Weekly News Roundup: Ads.txt Catches On (To Some Agencies’ Chagrin), Transparency in the Header, More

Who’s This Asking to Get Into Your Ads.txt?

Over on Reddit, publishers are reporting they’re receiving loads of emails from senders identifying themselves as reps from some kind of agency or another, demanding their company be added to the publisher’s Ads.txt file or else they’ll stop buying that publisher’s inventory. By the sound of this Reddit thread, a lot of the time these messages are coming from companies the publisher’s ops team has never heard of. AdExchanger reported on this story as well. Fortunately, AdExchanger’s read is that not many pubs are biting at these messages. It sounds like some wishful thinking for these small-potatoes agencies and marketing companies—they’re asking to be added to the publisher’s Ads.txt even when they aren’t buying the publisher’s inventory yet, but might want to in the future. The twist is that there’s nothing in the Ads.txt initiative that prevents many of those agencies from buying inventory from many of these publishers. Ads.txt is just intended to prevent unauthorized reselling of the pub’s inventory. Publishers hold the high ground in this battle, for once. Good thing they’re choosing to talk to each other before ceding it.

… And More Publishers Are Getting On Board With Ads.txt

Ben Kneen of Ad Ops Insider updated his figures on Ads.txt adoption. In the first 100 days of Ads.txt, 13% of the 10,000 most popular ad-selling websites had implemented it. He posted that figure in mid-September. Since then, the number shot up to 44% of those same 10,000 sites. Kneen suggests this might be “a record for publisher embrace of any IAB standard.” He chalked up the uptick to the Sept. 21 announcement that Google DBM would stop buying from unauthorized supply paths by the end of October, endorsing the Ads.txt initiative.
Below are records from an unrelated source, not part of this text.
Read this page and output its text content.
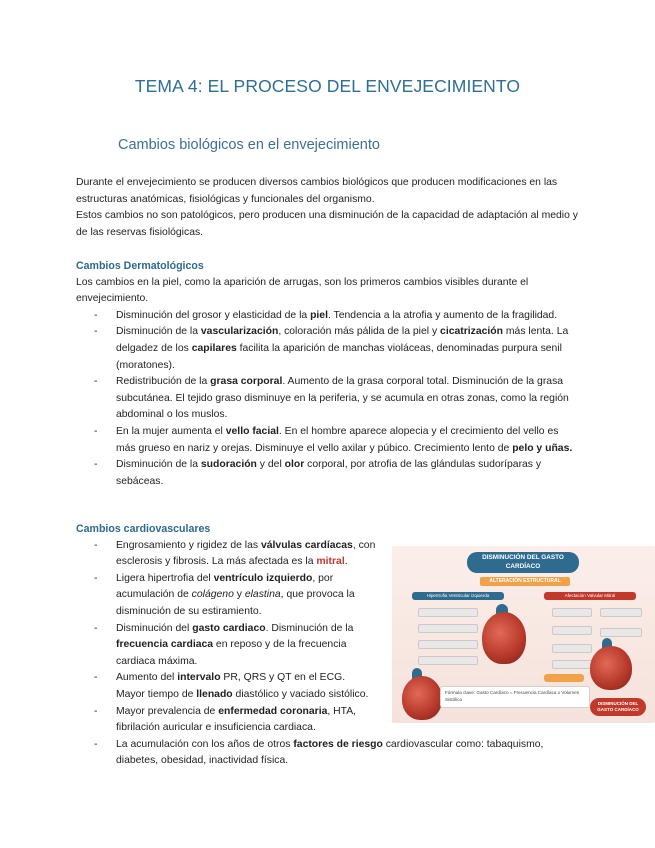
TEMA 4: EL PROCESO DEL ENVEJECIMIENTO
Cambios biológicos en el envejecimiento
Durante el envejecimiento se producen diversos cambios biológicos que producen modificaciones en las estructuras anatómicas, fisiológicas y funcionales del organismo.
Estos cambios no son patológicos, pero producen una disminución de la capacidad de adaptación al medio y de las reservas fisiológicas.
Cambios Dermatológicos
Los cambios en la piel, como la aparición de arrugas, son los primeros cambios visibles durante el envejecimiento.
- Disminución del grosor y elasticidad de la piel. Tendencia a la atrofia y aumento de la fragilidad.
- Disminución de la vascularización, coloración más pálida de la piel y cicatrización más lenta. La delgadez de los capilares facilita la aparición de manchas violáceas, denominadas purpura senil (moratones).
- Redistribución de la grasa corporal. Aumento de la grasa corporal total. Disminución de la grasa subcutánea. El tejido graso disminuye en la periferia, y se acumula en otras zonas, como la región abdominal o los muslos.
- En la mujer aumenta el vello facial. En el hombre aparece alopecia y el crecimiento del vello es más grueso en nariz y orejas. Disminuye el vello axilar y púbico. Crecimiento lento de pelo y uñas.
- Disminución de la sudoración y del olor corporal, por atrofia de las glándulas sudoríparas y sebáceas.
Cambios cardiovasculares
- Engrosamiento y rigidez de las válvulas cardíacas, con esclerosis y fibrosis. La más afectada es la mitral.
- Ligera hipertrofia del ventrículo izquierdo, por acumulación de colágeno y elastina, que provoca la disminución de su estiramiento.
- Disminución del gasto cardiaco. Disminución de la frecuencia cardiaca en reposo y de la frecuencia cardiaca máxima.
- Aumento del intervalo PR, QRS y QT en el ECG. Mayor tiempo de llenado diastólico y vaciado sistólico.
- Mayor prevalencia de enfermedad coronaria, HTA, fibrilación auricular e insuficiencia cardiaca.
- La acumulación con los años de otros factores de riesgo cardiovascular como: tabaquismo, diabetes, obesidad, inactividad física.
DISMINUCIÓN DEL GASTO CARDÍACO
ALTERACIÓN ESTRUCTURAL
Hipertrofia Ventricular izquierda	Afectación Valvular Mitral
Fórmula clave: Gasto Cardíaco = Frecuencia Cardíaca x Volumen Sistólico
DISMINUCIÓN DEL GASTO CARDÍACO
Digiday pointed out how Google’s been assertive with Ads.txt adoption: They’ve added a tab in DFP showing publishers which ad sellers have listed their domains, and they’ve helped publishers set up their own Ads.txt files.

No More Buy-Side Fees for Rubicon, Following Auction Experiments

Rubicon Project did away with buy-side fees earlier this week. AdExchanger reports the company has been reducing its take rates since 2016, and eliminating buy-side fees will continue to push down those rates. According to Rubicon CEO Michael Barrett, they need to get those rates down to 10-15% in order to be competitive. Sounds like they’ve been looking for ways to do that as painlessly as possible: While experimenting with its auction models last month, Rubicon found modified first-price auctions with no buyer fees brought about more revenue for publishers and increased win rates for buyers. And reportedly that worked out better for everyone involved than other auction models it had played with.

Rubicon will continue charging publisher fees, and platform access fees to buyers who are too small-stakes for Rubicon to profit from their spending. Barrett said publisher fees were more stable overall than buyer fees: “Boy, did we live a dynamic roller coaster with [buy-side fees] this year,” he commented. Meanwhile, overall spending coming through the Rubicon platform has been in decline versus last year.

Does Header Cause Lack of Transparency, or Expose It?

My colleague Gavin Dunaway went to Ad:Tech NY this week, where a casual comment from Scott Spencer, Director, Product Management at Google, sent him riffing. Spencer said header tags have caused transparency issues in the industry. Might as well roll up Gavin’s response on Twitter into one package: “Header tags have caused transparency issues? Uh, they were there before. A lot of transparency issues can be attributed to the closed nature of DFP. The header leveled the playing field, allowing pubs to get all their inventory accurately valued. Domain spoofing and arbitrage existed long before rise of the header; header may have exposed their profligacy. But the other issue is blind cookie chasing at the lowest price possible. People keep saying that if it sounds too good to be true. It probably is… but that message has yet to resonate with buyers (particularly when they have spend they need to ditch).”

Safari Cookie-Blocking Fallout Hits Exchanges

A couple weeks back, we mentioned the toll Apple’s new-ish cookie policy for Safari was taking on programmatic-heavy publishers. Now AdExchanger is reporting its effect on the exchanges: Their headline on that subject read, “Apple’s Safari Tracking Changes Costs Criteo $1M In Q3, And Could Cost A Minimum Of $20M In Q4.” That says plenty, as is. For the sake of context, Criteo was projecting $260-$263 million in revenue for Q4 2017. But the company is not taking this lying down: They’ve developed a work-around that hinges on a cookie-less identifier that works across different sites and servers. That method is still compliant with Apple’s cookie policy.